Soil Technology: Sustainable food production from the ground up

Exploring how soil technology can help ensure a sustainable future in food production.

Land comprises a range of natural resources including soil and water that are under increasing demands from a growing human population. To avoid degradation, these natural assets require careful management. 

Huge benefits can be achieved through better land management, leading to a more sustainable environment that is resilient in the face of changing land use, climate change and extreme weather events.


Dr Jacqueline Hannam is currently a Research Officer in Soil Systems focusing on pedology and soil hydrology at Cranfield University. Prior to joining in 2004 she worked at ETH Zurich and the University of Liverpool as a Post-Doctoral Research Assistant (PDRA) on various projects related to environmental magnetism. She has a degree in Environmental Science and a PhD in soil magnetism.

Jack sits on the council of the British Society of Soil Science (BSSS) and is chair of the Education and Outreach committee and South East England Regional Group. She is a passionate science communicator and has been involved in many national outreach activities including Soapbox Science and Open Farm Sunday. 
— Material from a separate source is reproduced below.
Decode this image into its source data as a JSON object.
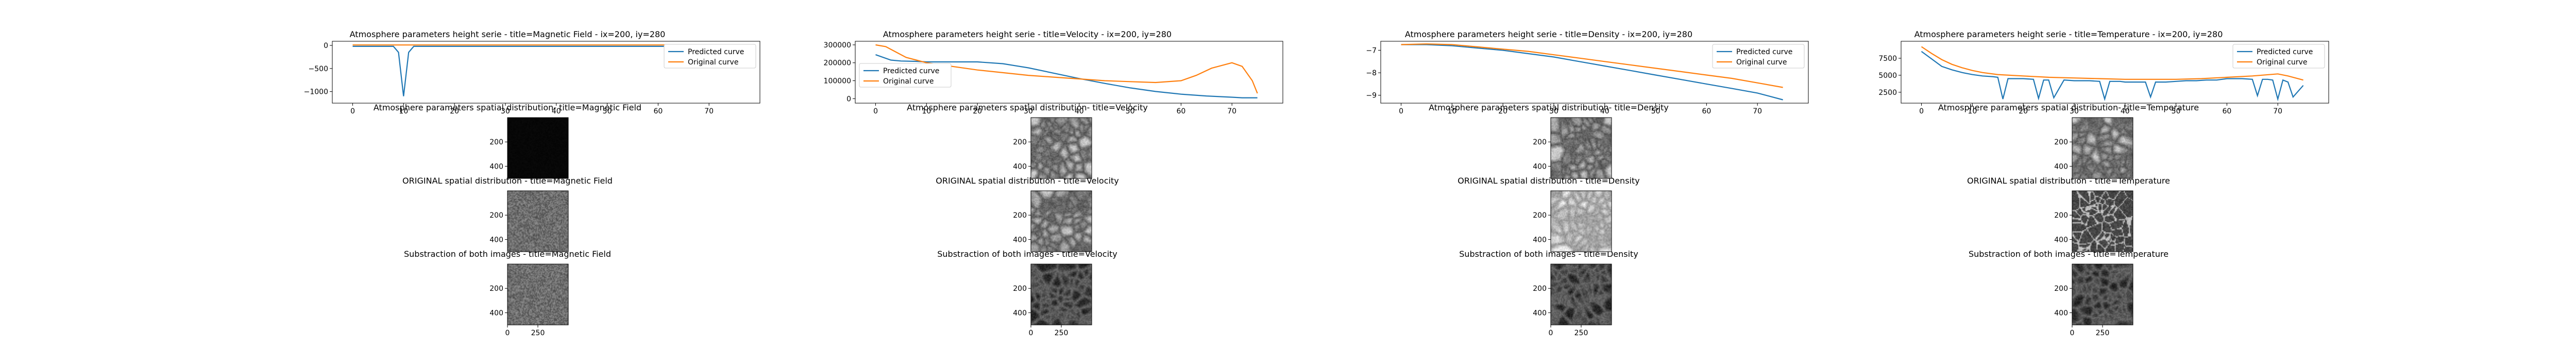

Jack has been involved in various research projects including the development of a decision support system to minimise soil damage during sugar beet harvest (KTP with British Sugar), as well as researching the effect of afforestation on soil carbon stocks (Forestry Commission). Her research focuses on how soil changes at field to landscape scales, in particular how this affects soil functions and how we manage our soil resources. She has a particular interest in how we can use environmental data and technology to better understand soil systems and provide the necessary support to manage soil sustainably at the farm level.